I read some books about Scrum, but they seem to only be about product backlog, sprints, user stories, the scrum team, and timeboxing — but nothing about vision, roadmap, estimation, and other important things for a top level management.

How do these things fit into Scrum? Is it part of the Scrum Master role? Can anyone give me a "how do I?"

3 Answers 3


Scrum doesn't really cover the strategic part of planning. In terms of building a vision and a general roadmap Scrum itself won't help you much. However, at this level planning doesn't really differ from what you know, or should know, from other methods.

So unless you know, in general, what you want to build don't bother with going deep into any method.

Estimation is a whole different thing. Once you you have a vision and a general plan you definitely want to be able to say what you're going to build in what time. Here is an excellent two-part video of Mike Cohn talking about agile estimation:

It should dispel your doubts.

You can also check Mike Cohn's book dedicated completely to this subject (thanks Jesse for the comment).


Ken Schwaber has said that "The minimum plan necessary to start a Scrum project consists of a vision and a Product Backlog".

The Product Owner is responsible for the overall product and should lead the creation of the vision.
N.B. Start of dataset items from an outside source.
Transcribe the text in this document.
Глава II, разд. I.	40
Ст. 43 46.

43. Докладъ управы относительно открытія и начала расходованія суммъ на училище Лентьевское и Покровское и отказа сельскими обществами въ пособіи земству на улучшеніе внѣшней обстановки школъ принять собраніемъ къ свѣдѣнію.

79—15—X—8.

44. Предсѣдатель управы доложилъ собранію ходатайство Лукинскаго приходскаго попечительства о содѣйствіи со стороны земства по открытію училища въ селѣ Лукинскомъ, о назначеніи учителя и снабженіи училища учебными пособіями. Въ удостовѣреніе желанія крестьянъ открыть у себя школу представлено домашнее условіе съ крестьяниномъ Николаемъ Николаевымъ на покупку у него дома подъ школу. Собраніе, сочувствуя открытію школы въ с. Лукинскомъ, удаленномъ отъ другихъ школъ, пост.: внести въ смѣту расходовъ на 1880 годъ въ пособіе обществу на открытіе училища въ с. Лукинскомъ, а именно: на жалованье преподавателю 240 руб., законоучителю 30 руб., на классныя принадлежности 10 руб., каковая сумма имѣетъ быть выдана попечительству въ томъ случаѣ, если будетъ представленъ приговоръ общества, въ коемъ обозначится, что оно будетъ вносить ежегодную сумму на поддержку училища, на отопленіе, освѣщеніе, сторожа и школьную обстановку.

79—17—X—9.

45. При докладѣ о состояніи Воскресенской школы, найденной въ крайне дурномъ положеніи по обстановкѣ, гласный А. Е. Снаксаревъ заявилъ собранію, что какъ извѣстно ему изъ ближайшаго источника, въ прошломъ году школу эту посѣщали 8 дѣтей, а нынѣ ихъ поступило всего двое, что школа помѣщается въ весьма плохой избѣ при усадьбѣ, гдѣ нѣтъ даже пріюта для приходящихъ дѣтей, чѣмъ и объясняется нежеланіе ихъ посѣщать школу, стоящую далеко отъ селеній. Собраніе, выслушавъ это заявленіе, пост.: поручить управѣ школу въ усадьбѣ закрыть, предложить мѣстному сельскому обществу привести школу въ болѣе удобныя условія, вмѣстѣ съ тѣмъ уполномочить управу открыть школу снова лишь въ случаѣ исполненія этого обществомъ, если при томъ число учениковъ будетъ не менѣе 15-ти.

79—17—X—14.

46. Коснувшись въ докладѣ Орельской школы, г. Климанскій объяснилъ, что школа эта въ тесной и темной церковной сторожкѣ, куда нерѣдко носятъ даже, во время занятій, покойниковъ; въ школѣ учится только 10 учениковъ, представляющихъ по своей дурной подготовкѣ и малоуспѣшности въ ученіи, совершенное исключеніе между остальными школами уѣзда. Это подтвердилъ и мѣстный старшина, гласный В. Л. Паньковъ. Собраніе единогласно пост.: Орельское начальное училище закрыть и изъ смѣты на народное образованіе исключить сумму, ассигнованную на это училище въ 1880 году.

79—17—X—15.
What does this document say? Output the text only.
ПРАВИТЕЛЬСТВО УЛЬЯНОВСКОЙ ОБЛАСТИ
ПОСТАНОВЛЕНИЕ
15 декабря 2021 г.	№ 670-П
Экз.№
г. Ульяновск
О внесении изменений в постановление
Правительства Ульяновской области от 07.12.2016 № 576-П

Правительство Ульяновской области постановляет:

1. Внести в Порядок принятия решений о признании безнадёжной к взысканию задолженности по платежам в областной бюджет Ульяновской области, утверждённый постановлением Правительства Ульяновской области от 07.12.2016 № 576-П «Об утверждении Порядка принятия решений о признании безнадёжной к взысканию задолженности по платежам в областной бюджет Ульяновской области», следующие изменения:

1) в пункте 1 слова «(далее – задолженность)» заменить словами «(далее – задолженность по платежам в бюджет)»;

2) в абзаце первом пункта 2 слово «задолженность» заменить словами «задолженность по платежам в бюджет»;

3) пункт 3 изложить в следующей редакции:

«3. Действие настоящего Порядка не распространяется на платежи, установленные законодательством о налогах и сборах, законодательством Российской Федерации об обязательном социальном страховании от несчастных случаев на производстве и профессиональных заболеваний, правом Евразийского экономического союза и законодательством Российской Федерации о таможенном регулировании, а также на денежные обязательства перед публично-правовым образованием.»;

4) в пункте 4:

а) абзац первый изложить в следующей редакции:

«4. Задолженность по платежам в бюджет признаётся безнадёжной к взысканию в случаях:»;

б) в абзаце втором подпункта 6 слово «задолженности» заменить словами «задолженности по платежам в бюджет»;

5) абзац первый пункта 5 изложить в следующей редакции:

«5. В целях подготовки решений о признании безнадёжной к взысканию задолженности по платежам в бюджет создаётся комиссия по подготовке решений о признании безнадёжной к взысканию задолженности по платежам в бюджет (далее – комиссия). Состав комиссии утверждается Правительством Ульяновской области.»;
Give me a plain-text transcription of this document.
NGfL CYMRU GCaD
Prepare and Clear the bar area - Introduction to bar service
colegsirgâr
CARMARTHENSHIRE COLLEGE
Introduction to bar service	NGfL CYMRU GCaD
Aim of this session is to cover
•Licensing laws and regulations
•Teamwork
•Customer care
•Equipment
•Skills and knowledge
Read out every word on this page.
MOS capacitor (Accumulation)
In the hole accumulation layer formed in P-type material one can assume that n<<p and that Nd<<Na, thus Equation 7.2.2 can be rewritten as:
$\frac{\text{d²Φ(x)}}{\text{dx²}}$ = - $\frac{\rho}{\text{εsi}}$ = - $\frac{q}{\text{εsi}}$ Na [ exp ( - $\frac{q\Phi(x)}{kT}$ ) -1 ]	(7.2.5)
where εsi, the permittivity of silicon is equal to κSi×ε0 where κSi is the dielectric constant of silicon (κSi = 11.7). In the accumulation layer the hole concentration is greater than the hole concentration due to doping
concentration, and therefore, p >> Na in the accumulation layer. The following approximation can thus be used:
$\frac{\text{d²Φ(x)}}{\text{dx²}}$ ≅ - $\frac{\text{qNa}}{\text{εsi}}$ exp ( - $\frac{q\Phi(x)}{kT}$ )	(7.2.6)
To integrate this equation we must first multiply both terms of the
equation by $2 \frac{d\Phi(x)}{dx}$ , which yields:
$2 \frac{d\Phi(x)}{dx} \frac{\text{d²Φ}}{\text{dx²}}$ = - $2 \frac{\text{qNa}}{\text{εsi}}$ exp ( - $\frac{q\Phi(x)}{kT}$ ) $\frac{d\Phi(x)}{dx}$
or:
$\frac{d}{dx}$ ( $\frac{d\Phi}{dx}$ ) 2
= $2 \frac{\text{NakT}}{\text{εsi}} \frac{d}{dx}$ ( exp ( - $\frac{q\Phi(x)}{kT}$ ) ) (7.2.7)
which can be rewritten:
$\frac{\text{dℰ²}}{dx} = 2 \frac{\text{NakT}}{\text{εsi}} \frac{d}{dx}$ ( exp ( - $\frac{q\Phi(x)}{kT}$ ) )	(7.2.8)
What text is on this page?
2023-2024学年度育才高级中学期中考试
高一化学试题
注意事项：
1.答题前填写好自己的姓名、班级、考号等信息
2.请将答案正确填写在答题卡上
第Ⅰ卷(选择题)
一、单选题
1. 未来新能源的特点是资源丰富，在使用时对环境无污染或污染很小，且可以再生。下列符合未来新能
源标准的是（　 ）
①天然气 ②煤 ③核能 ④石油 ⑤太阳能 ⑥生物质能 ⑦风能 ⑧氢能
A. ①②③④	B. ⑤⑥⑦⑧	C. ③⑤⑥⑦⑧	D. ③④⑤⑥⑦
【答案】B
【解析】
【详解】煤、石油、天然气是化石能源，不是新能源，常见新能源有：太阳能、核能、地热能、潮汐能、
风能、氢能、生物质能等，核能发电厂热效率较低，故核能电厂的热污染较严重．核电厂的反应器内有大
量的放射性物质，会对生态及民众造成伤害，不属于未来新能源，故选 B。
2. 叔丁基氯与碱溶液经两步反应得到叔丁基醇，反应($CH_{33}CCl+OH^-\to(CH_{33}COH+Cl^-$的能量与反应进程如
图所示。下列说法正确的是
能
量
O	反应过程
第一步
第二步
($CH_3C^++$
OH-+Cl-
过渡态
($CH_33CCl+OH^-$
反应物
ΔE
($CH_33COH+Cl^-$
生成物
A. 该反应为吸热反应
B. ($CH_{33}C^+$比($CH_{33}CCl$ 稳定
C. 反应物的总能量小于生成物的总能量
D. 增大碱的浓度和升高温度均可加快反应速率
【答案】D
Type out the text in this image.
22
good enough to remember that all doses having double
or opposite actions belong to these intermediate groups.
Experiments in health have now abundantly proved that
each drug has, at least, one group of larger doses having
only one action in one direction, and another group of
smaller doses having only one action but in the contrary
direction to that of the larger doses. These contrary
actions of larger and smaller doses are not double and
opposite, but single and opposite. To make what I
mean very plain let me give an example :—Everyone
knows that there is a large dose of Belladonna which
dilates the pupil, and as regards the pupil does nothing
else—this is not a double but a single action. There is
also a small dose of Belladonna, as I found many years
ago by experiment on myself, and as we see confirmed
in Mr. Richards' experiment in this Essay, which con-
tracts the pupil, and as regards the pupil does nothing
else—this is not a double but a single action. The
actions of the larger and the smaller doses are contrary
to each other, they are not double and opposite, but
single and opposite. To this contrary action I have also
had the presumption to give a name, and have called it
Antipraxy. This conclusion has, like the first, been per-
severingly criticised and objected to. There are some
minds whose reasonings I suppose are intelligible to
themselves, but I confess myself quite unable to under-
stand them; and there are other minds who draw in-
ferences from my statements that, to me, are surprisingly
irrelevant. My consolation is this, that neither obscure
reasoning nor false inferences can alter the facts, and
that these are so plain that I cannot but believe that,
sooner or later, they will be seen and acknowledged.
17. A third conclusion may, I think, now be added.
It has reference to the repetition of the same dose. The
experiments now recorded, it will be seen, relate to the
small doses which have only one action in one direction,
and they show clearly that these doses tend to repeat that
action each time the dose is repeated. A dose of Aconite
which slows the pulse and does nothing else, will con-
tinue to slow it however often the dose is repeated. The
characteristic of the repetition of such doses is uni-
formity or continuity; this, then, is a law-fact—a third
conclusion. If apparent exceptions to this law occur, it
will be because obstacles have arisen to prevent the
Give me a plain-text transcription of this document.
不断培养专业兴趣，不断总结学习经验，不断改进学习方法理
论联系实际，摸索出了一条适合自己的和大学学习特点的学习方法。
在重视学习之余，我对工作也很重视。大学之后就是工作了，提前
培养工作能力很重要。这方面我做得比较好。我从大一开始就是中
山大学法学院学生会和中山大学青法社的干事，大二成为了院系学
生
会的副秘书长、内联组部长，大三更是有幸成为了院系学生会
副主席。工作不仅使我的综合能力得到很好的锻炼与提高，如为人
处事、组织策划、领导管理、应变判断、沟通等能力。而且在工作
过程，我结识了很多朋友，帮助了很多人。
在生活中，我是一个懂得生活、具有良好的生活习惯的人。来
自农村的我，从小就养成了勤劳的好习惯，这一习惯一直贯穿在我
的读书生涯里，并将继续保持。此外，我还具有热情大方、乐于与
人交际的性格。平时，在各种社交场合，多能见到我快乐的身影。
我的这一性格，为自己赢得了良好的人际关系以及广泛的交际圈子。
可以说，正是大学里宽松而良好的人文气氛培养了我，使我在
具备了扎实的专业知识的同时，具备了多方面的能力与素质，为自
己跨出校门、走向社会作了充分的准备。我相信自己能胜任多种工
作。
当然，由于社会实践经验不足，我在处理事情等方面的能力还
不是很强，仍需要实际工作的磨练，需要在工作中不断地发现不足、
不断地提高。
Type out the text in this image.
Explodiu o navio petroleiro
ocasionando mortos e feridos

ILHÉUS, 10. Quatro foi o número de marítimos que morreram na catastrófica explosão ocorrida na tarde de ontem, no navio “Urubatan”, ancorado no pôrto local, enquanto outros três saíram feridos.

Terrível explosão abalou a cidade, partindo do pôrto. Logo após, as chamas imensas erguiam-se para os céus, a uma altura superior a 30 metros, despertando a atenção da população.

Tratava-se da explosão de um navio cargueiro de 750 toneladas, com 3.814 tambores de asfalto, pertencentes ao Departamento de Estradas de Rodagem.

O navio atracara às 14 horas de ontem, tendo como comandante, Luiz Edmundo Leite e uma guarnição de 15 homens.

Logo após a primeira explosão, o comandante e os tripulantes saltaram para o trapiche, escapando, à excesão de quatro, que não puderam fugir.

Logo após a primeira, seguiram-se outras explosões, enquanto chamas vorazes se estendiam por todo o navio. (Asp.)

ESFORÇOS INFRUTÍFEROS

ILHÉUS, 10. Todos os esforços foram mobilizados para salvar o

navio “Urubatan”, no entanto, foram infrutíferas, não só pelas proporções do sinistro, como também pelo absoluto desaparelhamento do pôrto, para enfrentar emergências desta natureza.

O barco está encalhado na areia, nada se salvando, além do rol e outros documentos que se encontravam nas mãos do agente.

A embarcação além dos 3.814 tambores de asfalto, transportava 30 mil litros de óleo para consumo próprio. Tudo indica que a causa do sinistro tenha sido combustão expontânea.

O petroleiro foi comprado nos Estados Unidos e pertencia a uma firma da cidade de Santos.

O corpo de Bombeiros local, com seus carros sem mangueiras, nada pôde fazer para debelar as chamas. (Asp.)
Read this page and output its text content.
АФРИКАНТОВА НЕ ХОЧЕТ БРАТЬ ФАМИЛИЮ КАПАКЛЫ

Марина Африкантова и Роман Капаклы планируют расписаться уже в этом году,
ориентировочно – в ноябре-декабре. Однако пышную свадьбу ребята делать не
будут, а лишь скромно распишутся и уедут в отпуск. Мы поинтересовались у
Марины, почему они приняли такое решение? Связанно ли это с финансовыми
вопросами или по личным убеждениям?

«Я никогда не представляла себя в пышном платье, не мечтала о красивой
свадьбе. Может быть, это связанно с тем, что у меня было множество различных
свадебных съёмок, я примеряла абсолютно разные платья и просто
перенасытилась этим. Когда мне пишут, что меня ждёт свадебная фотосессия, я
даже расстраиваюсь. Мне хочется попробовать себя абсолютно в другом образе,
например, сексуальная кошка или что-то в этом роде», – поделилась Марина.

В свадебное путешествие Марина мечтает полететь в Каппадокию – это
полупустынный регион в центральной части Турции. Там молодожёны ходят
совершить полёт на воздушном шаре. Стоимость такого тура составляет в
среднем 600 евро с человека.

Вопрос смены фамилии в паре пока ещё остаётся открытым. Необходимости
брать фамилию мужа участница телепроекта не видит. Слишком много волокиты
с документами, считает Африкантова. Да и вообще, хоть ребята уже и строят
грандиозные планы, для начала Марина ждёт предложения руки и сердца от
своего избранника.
This should happen through close collaboration with the team. Conversations with stakeholders that have appropriate experience in business analysis and marketing is helpful.

The vision, of course, should also involve the customer.

  • "The vision, of course, should also involve the customer." That's a true statement. If the Product Owner (PO) holds and maintains the representation of the vision and roadmap (which I contend is true), then that should facilitate this. The PO should either be an on-site customer representative or someone else who is in frequent contact with the customer and understands their needs, desires, and goals.
    – Thomas Owens
    Sep 27, 2011 at 0:20

Have you come across "Feature Injection" at all? It works very well with Scrum and other Agile methodologies, and helps you to draw out the backlog from your initial project vision.

I wrote an article on it, or you can also read Chris Matts' comic (he invented it).

As a short summary, it helps you:

  • Identify a vision
  • Identify the goals of various stakeholders that need to be achieved to deliver the vision
  • Find user and system capabilities (with business-focused outcomes) which can deliver the goals
  • Create features which allow users and the system to have the capabilities
  • Split features into stories for fast feedback

...and now you're in Scrum.

As a note, I'm using "capability" where I used to use "theme" or "feature set" because I've found it makes more sense; we're allowing users to achieve some business outcome, or allowing the system to do something valuable (eg: security, performance).

Remember that Scrum should be collaborative, so even though these might read like analysis phases, conversation is more important than documentation.

You may also want to consider estimating the entire release backlog at a capability level, rather than splitting it up in advance. Every team I've seen who breaks the backlog down up-front ends up spending significant time "grooming" it. Dan North's article on the perils of estimation, and his other article on Deliberate Discovery, may help with understanding why.

You can split up high-level backlog items as you get to them, or during the planning meeting. If you do this and re-estimate with stories, it's likely that fractal estimation will cause your scope to go up. That's fine; just use a burn-up instead of a burn-down chart; the scope usually rises at a fairly constant rate, so you can still see if you're going to make the deadline.